Sabrina Corlette, a research professor at the Georgetown University Center on Health Insurance Reforms, said insurance companies anticipated a lot of different policy changes heading into the 2018 plan year that later happened, including the administration’s end to cost-sharing reductions. Insurers raised rates over concerns that the Trump administration would stop giving the plans payments called for in the law, known as cost-sharing reductions. Insurers also questioned whether the administration would enforce a requirement for individuals to get coverage and would allow for the sale of plans that don’t meet all of the health law’s requirements.

After insurers priced their policies for 2018, Republicans ended the penalty for not having insurance as part of the 2017 tax overhaul and the administration expanded the availability of association health plans and short-term plans that don’t have to comply with the law’s requirements.

“The rates were anticipatory,” Corlette said of insurers’ 2017 decisions. “Insurers are doing the best they can to look as far down the road as they can and they saw the writing on the wall early in 2018.”

“They were sort of overly conservative with their estimates of how much risk they’d have to take on going into 2018 and so now we’re seeing a recalibration as we go into 2020,” she added.

It’s still hard to gauge the full impact of some Trump administration policies, such as how many people have enrolled in short-term plans, or whether the administration will do more to undermine the law.

The Trump administration has warned in filings that in the future, it could ban a practice that insurers use, called “silver loading,” to help blunt the impact of rate increases. That practice adds costs onto the silver plans that are tied to consumers’ subsidies, so that most consumers are shielded from higher premiums but the government pays more.

CMS has said it would not block that tactic before 2021, giving insurers certainty at least for the year ahead.

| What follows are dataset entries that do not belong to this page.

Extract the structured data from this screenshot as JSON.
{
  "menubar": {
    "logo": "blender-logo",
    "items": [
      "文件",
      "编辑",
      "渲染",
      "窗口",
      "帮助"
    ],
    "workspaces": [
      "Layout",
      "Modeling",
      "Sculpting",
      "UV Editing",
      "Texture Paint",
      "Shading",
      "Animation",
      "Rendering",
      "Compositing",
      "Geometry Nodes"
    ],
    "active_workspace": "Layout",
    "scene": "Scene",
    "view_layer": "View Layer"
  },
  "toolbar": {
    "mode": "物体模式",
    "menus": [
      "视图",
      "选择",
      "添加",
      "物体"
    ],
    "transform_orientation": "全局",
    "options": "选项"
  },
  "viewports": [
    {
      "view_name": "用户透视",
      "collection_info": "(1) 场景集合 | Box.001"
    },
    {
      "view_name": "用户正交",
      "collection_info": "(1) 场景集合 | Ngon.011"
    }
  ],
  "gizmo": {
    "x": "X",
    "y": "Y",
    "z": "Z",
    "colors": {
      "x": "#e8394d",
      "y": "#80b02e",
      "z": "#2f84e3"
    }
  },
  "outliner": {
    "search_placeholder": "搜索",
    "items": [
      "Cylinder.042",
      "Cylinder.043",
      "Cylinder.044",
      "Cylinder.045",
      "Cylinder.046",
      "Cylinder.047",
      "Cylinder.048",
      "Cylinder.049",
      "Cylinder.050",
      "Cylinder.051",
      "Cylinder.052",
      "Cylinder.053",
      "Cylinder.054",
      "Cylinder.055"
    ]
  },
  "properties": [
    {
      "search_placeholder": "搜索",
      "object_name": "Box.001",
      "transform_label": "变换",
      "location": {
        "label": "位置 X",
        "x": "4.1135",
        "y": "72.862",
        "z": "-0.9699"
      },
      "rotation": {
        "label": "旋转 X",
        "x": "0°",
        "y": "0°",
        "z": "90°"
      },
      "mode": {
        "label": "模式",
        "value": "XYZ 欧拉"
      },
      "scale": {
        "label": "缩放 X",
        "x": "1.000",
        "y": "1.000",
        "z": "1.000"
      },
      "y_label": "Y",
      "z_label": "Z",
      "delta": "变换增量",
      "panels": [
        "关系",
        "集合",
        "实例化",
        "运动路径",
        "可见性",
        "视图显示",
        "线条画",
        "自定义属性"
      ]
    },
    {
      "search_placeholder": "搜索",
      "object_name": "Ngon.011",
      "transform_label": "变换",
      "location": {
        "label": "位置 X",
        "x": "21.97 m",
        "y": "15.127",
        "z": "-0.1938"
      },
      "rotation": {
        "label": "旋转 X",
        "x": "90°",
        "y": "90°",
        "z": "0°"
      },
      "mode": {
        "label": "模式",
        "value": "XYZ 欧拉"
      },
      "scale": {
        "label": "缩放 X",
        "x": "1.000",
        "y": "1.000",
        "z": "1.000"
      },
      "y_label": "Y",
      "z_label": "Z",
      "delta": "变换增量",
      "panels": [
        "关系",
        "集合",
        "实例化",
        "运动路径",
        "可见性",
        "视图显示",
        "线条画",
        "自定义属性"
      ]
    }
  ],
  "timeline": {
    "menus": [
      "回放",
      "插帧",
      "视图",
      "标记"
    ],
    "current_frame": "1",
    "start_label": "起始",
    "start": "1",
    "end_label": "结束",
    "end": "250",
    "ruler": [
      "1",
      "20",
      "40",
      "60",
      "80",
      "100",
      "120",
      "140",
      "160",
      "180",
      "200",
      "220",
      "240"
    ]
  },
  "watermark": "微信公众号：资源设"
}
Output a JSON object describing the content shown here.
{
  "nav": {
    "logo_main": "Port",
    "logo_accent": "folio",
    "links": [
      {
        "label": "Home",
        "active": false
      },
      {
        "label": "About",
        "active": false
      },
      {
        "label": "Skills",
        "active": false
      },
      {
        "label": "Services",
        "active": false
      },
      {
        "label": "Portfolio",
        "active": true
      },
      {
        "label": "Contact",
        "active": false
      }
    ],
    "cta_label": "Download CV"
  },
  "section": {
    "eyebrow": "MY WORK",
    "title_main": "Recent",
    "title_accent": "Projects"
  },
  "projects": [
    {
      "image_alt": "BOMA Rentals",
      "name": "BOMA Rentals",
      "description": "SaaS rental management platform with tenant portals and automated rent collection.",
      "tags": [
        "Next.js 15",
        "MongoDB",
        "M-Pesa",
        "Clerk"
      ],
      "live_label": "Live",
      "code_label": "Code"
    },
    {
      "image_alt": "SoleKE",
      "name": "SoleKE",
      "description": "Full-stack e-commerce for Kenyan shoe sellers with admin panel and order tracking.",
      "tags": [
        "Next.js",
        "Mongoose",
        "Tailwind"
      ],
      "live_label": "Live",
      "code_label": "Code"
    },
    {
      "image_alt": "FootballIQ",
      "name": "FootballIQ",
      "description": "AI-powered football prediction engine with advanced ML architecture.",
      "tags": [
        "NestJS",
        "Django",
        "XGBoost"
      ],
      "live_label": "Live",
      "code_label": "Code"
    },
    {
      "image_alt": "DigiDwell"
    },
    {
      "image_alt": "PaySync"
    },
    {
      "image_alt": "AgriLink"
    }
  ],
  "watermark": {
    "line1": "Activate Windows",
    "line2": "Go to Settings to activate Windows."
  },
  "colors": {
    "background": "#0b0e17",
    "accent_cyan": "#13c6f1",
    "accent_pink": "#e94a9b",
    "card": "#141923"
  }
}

One question for the marketplaces is the outcome of the administration-backed lawsuit seeking to overturn the health care law, brought by Texas Attorney General Ken Paxton and other right-leaning attorneys general. The 5th Circuit could rule at any time.

But insurers don’t seem to be planning for such a threat to the heart of the law.

The case “presents uncertainty that’s hard for insurers to plan for or build into their rates,” Fehr said. “It seems like insurers aren’t really trying to prepare for that right now.”

If changes pop up, insurers now seem to believe they have the lead time and experience to make adjustments, said Corlette.

“Insurers feel like they’ve weathered the worst of the storm between 2017 and 2018,” she said.